I can only hope my Bruins won't need a full decade to recover from your abuses. I can only hope the next guy up will be smart enough and pragmatic enough to clean up your mess before he gets sacked, too.
All I ask of you now, Slick Rick, is that you do the right thing—tender your resignation to athletic director Dan Guerrero, effective immediately. Don't wait for him to do a "full review" after another shellacking. Spare yourself, and us, the grief of having to watch you throw your arms up in helpless disgust, as though there never was a Plan B or C or D, for that matter.
Steve Dykes/Getty Images
And if you do travel with the team to Eugene, stay there. See if Chip Kelly has a place for you on his staff, perhaps even as a graduate assistant. I'm sure you could learn a thing or two about coaching from a guy like him, who's well on his way to his third Pac-12 title in as many years at the helm.
Do the right thing, do what's best for the university that you say you love so much, and either refuse the money left on your deal or donate it back to the school, maybe even to a new scholarship fund.
Scratch that idea. We wouldn't want UCLA condemning its own students to a life of failure.
As is the case with any major university with as successful and visible athletic department as UCLA's, the football team is the image of our school that prospective students, wealthy donors and regional philanthropists are most likely to see. The football team is the most important advertiser of UCLA.
The message you've sent, in four years if not simply four quarters of putrid performance, is that UCLA is for losers. You've turned UCLA football, albeit not exactly the most highly regarded institution in college sports, into a sleazy infomercial.

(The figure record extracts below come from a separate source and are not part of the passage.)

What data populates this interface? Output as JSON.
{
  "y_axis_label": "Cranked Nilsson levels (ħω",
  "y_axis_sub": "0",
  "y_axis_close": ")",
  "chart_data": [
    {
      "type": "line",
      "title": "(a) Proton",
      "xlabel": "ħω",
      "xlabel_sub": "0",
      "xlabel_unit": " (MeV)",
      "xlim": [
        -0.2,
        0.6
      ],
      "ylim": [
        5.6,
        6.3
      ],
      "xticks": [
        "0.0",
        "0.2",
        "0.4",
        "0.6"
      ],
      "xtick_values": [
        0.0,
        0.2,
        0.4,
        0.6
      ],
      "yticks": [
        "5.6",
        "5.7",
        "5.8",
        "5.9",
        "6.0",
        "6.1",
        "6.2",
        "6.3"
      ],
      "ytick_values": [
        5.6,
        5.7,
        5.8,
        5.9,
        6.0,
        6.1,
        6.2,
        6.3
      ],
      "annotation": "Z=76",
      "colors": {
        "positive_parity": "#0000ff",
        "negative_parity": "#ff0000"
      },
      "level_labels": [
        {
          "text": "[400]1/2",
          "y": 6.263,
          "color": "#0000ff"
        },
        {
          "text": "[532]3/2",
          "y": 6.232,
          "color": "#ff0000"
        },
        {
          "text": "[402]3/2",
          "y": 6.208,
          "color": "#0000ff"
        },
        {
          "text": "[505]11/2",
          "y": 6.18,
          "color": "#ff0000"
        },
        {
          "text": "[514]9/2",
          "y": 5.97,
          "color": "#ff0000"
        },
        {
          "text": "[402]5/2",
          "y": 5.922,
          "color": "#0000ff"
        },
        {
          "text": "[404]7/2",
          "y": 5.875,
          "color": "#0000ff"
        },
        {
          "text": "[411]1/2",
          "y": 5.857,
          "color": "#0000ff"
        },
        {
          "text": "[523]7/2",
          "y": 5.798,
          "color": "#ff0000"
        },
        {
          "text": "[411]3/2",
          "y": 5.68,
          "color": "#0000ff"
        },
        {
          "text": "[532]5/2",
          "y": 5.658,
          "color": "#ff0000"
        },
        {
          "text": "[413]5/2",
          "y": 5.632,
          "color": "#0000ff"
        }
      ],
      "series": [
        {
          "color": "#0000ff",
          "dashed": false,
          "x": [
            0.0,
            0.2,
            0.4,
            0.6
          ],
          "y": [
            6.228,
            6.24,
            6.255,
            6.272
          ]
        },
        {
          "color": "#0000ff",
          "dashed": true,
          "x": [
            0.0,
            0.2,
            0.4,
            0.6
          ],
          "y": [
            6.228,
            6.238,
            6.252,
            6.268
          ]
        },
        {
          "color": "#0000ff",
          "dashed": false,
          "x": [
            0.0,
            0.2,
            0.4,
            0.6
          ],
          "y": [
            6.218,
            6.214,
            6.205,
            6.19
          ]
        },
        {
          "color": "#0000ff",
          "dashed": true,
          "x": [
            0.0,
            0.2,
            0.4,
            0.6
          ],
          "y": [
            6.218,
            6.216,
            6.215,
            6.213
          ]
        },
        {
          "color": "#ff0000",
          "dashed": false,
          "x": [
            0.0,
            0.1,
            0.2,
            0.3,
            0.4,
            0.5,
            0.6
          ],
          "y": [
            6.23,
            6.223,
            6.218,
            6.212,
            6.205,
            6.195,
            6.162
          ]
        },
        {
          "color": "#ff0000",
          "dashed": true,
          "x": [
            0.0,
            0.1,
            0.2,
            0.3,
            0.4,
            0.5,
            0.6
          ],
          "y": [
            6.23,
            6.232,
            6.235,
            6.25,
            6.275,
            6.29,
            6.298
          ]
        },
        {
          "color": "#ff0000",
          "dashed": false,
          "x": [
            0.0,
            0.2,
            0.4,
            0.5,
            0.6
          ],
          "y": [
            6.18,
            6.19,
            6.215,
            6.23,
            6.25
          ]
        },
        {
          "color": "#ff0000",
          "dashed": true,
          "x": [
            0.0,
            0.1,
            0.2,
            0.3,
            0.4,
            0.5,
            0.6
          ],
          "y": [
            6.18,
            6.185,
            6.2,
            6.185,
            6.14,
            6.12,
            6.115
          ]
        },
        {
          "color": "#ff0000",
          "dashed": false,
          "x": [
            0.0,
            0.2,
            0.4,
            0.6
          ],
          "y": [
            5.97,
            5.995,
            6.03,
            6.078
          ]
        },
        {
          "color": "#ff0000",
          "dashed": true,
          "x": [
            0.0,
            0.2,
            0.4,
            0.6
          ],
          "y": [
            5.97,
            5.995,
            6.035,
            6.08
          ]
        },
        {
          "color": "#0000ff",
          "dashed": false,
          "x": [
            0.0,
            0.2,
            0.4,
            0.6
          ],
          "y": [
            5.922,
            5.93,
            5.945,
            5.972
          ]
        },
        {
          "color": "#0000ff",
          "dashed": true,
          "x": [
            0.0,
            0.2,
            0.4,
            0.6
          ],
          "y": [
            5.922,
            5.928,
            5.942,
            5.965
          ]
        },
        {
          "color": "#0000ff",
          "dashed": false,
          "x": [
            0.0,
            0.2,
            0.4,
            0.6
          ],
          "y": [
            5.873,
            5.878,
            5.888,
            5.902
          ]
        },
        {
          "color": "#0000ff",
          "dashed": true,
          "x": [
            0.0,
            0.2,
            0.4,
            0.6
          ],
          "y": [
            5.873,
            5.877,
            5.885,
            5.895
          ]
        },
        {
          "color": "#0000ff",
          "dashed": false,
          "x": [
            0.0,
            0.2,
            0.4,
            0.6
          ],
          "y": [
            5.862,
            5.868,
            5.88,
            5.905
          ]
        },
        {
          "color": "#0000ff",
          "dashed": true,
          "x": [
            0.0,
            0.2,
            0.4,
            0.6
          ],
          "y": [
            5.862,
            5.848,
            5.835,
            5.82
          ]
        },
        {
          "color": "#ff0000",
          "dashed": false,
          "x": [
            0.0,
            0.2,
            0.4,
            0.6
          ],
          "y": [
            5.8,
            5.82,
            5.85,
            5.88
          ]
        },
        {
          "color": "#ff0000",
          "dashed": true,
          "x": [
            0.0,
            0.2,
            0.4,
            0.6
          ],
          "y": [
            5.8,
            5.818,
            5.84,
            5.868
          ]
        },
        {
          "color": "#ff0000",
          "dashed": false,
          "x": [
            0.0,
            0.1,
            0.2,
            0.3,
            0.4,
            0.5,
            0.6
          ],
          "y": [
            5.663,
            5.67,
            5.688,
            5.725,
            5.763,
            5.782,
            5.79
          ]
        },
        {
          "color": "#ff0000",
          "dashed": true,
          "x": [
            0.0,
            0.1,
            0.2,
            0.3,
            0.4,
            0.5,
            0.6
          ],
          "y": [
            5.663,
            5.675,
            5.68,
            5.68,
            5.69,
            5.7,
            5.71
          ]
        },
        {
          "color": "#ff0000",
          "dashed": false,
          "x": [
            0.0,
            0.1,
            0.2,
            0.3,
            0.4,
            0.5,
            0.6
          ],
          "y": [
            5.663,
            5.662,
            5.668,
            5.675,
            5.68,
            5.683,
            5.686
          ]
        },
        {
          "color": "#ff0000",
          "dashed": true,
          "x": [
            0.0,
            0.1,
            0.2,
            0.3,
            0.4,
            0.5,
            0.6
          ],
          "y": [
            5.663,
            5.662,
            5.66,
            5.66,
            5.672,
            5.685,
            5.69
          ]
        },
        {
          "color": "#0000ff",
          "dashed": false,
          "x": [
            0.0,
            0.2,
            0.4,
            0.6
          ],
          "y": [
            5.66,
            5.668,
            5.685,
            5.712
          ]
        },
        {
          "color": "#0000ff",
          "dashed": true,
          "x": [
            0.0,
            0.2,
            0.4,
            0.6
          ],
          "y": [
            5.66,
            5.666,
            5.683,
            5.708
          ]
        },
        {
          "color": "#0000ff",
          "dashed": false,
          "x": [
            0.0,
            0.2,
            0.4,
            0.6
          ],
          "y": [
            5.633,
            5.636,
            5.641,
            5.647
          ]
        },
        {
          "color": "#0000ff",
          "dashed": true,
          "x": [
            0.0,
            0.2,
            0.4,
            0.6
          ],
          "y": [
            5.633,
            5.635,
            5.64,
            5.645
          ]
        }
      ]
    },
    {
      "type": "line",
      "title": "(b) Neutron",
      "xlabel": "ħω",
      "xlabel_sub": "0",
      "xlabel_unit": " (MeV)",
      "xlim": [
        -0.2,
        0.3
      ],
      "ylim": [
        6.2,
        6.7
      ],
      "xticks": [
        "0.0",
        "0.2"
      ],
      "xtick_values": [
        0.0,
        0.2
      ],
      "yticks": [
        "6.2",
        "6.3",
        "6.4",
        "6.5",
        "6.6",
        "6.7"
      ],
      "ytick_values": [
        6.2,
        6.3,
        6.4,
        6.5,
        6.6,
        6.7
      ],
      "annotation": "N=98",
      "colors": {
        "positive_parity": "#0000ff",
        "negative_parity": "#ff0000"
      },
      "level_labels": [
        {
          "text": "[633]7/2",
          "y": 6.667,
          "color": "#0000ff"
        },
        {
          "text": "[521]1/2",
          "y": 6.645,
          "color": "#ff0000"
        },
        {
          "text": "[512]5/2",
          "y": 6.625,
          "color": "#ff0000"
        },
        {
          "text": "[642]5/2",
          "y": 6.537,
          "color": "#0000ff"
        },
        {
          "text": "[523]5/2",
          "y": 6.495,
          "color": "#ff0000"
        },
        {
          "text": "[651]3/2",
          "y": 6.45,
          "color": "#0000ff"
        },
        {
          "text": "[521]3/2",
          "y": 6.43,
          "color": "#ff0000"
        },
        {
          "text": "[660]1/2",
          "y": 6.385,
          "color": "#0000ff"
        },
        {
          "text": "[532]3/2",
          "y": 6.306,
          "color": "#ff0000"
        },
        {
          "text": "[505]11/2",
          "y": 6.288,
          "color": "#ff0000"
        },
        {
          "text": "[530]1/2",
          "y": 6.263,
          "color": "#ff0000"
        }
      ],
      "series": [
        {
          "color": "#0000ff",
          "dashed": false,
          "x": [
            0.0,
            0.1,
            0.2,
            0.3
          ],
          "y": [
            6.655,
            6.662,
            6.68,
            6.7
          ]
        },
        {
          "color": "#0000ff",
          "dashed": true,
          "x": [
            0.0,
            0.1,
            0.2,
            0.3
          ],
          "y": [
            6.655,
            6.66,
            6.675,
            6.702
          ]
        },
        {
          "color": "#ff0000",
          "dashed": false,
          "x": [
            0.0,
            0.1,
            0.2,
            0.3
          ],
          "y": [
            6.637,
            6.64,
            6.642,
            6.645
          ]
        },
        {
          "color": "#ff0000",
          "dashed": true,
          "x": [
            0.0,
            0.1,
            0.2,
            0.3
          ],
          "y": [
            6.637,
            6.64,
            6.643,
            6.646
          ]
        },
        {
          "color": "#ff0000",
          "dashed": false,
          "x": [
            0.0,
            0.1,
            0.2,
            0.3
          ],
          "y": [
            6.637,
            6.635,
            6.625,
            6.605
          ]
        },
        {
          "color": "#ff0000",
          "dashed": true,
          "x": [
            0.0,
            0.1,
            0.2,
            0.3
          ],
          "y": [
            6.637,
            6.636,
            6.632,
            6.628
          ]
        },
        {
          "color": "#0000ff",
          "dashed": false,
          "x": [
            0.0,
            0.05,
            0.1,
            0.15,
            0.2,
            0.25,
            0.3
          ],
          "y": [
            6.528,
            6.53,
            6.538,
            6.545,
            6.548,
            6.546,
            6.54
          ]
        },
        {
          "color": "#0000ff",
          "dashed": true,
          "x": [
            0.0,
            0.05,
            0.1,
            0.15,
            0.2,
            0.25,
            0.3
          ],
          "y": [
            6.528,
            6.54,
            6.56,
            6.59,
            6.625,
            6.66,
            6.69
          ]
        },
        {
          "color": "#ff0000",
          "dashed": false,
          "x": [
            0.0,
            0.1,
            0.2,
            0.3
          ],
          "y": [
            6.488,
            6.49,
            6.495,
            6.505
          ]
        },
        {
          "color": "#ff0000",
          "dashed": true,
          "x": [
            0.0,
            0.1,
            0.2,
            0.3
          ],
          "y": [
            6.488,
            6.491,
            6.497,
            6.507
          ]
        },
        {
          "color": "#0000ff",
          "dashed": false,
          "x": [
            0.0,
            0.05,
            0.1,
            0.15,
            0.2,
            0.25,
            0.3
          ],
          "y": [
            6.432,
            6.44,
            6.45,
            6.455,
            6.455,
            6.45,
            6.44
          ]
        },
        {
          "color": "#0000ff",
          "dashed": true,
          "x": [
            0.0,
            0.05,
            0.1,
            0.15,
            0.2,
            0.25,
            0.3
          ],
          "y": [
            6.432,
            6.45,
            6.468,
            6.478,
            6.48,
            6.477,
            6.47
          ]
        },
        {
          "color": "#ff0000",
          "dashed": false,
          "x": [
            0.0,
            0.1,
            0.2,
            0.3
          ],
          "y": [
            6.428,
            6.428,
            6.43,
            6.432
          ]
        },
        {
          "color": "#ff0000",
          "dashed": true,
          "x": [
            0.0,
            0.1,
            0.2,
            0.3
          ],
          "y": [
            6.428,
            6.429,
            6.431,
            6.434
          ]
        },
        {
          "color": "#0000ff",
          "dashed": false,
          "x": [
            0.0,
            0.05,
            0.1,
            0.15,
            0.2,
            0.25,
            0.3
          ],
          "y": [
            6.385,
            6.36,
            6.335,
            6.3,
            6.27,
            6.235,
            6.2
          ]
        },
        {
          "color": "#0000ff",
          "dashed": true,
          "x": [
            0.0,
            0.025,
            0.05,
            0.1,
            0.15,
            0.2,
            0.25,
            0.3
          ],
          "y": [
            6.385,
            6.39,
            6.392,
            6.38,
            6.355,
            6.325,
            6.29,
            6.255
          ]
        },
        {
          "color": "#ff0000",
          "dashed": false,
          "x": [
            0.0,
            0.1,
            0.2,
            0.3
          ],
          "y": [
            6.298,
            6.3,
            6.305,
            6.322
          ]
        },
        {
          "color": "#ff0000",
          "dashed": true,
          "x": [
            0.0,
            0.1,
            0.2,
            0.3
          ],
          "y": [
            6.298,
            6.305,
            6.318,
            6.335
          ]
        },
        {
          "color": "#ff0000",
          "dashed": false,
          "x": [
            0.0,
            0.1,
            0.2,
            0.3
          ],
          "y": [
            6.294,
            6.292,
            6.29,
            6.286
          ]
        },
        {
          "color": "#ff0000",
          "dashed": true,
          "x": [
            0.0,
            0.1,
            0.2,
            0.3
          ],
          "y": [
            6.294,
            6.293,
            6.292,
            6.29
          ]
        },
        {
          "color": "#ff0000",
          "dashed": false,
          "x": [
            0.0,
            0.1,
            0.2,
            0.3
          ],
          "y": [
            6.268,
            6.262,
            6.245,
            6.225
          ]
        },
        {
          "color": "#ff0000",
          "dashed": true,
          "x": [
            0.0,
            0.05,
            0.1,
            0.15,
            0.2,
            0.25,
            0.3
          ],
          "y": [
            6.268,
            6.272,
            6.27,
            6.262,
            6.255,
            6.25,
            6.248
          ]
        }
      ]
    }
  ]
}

The Vince Shlomi of coaching, and indeed, the product you sold was a ShamWow!
But mostly just a sham, and one that left more of a mess than it could ever hope to rectify.
So run, Rick. Run far, far away and don't ever come back. You're not welcome in Westwood anymore. Your stewardship of Joe Bruin has been a disgrace to the community, a blight to the university's reputation and a severe disappointment to all of us who want so desperately to to cheer on and support our Bruins.
You had your chance for a triumphant homecoming and you failed spectacularly in your efforts.